En partant de leur précédente étude "Alma mater Homo Sapiens", les chercheurs se proposent d’objectiver les disparités filles/garçons au sein des différentes filières de l’enseignement et dans les carrières académiques. Par ailleurs, ils entendent formuler des propositions ou mesures, en se basant notamment sur les expériences et les réussites étrangères, de nature à favoriser la parité filles/garçons, hommes/femmes à tous les niveaux. Les résultats seront également utilisés pour constituer une mallette pédagogique à destination des professeurs en pédagogie et des futurs enseignants.
Deux programmes de recherche collaboratifs transnationaux de trois ans impliquant deux chercheurs du Département d'informatique (Faculté des Sciences) ont été sélectionnés par l'ESF (European Science Foundation), dans le cadre du programme EUROCORES EuroGIGA (Graphs in Geometry and Algorithms). Ce programme permet à des chercheurs de travailler sur des questions de recherche nécessitant une coopération traversant les frontières nationales et disciplinaires.
Le projet ComPoSe (Combinatorics of Point Sets and Arrangements of Objects) est codirigé par 7 participants de diverses institutions européennes, dont Jean Cardinal, membre du Service d'algorithmique (Département d'informatique). Le projet concerne la géométrie discrète, qui se donne pour but l'étude des propriétés combinatoires de collections d'objets géométriques. Le projet ComPoSe se concentrera sur les aspects combinatoires d'ensembles de points dans le plan. De nombreuses applications sont permises dans les domaines de l'ingénierie (télécommunications) et de l'informatique (algorithmes géométriques).
Le projet VORONOI a été élaboré par 8 partenaires européens, dont Stefan Langerman, également membre du Service d'algorithmique, qui en sera partenaire associé. Le projet a pour but d'étudier les structures liées aux diagrammes de Voronoï en géométrie. Ces diagrammes encodent les relations de proximité existant entre des objets géométriques d'un ensemble donné. Ces diagrammes ont des applications dans de nombreux domaines (conception assistée par ordinateur, systèmes d'information géographique, structures de données, etc).

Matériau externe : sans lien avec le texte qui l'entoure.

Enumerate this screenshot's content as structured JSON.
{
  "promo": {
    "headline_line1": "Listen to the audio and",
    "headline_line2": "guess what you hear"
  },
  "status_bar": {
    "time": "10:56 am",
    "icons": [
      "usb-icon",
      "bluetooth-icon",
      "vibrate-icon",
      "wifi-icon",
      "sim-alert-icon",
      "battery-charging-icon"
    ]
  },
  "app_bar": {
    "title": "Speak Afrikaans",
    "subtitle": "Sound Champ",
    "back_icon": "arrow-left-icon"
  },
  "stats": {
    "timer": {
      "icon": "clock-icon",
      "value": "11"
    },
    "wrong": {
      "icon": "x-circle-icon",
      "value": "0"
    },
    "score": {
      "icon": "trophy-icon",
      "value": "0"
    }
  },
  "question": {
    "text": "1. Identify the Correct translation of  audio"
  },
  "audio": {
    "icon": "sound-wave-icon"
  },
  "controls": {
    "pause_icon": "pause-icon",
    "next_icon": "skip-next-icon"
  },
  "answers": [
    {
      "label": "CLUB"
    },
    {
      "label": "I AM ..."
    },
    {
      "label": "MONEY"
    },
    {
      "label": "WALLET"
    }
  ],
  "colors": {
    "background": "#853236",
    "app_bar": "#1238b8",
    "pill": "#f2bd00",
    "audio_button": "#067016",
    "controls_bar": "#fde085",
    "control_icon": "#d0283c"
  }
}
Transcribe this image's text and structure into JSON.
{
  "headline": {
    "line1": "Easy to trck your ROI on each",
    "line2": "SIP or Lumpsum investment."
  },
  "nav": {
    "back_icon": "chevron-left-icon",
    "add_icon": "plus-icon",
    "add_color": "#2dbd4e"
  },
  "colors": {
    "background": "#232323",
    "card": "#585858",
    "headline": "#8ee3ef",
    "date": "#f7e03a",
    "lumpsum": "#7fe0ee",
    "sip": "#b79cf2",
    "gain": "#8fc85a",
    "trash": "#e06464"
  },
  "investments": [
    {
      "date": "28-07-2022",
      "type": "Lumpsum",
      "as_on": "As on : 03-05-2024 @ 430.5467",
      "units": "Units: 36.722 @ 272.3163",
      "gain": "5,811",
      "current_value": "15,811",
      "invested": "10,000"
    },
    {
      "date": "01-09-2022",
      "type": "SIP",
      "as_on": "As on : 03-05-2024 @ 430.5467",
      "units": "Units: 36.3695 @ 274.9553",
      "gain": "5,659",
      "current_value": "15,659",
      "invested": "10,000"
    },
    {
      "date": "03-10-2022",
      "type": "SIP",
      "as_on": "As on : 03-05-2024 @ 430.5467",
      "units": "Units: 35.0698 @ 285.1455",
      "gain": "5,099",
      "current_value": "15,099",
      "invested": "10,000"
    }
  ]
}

Sébastien Clerbois, du CreA-Patrimoine (Centre de recherches en archéologie et patrimoine, Faculté de Philosophie et Lettres) propose une étude des matériaux utilisés en sculpture de l’Antiquité au 19ème siècle dans l’ouvrage collectif Revival and Invention. Sculpture through its Material Histories (Ed. Peter Lang). "Les matériaux utilisés en sculpture révèlent le contexte politique, économique et social de la pratique de la sculpture", explique le chercheur. Le choix des matériaux est également révélateur de la disponibilité de ceux-ci et des modes esthétiques de l’époque.
Ce domaine de recherche a été lancé par les Anglo-Saxons. Depuis les années 90, le domaine a explosé mais surtout en Angleterre et aux États-Unis. Pour la rédaction de cet ouvrage, Sébastien Clerbois a fait appel à des spécialistes en la matière afin de couvrir les différentes périodes de l’Antiquité au 19ème siècle.
Revisitant le sujet de son post-doctorat, Sébastien Clerbois aborde le 19ème siècle. Une période marquée par les sculptures en ivoire par exemple. Celles-ci ont été réalisées dans le contexte colonial. Les matériaux utilisés étaient mis à la disposition des artistes par Léopold II. "Quand on étudie les matériaux d’un point de vue objectif, on observe les pillages des ressources tandis que d’un point de vue esthétique, on peut les associer aux problématiques esthétiques du revival du style flamand du 17ème siècle ou de la sculpture grecque. Cette tension est intéressante", conclut-il.
Le 7 mai aura lieu la soirée de clôture du Télévie qui a pour but de récolter des fonds pour lutter contre la leucémie et le cancer, chez l’enfant et l’adulte. Suite à l’édition 2010 du Télévie, des chercheurs de l’ULB ont bénéficié de ce soutien financier.
Isabelle Merckaert (Faculté des Sciences pyschologiques et de l’éducation) a ainsi pu étudier l'impact d'un traitement oncologique curatif en hématologie sur l'autonomie du patient âgé dans sa vie quotidienne, sur sa qualité de vie et sur son état psychologique. Elle a également mis en évidence l'impact psychologique de la perte d'autonomie à la fois sur le patient mais aussi sur le proche aidant principal.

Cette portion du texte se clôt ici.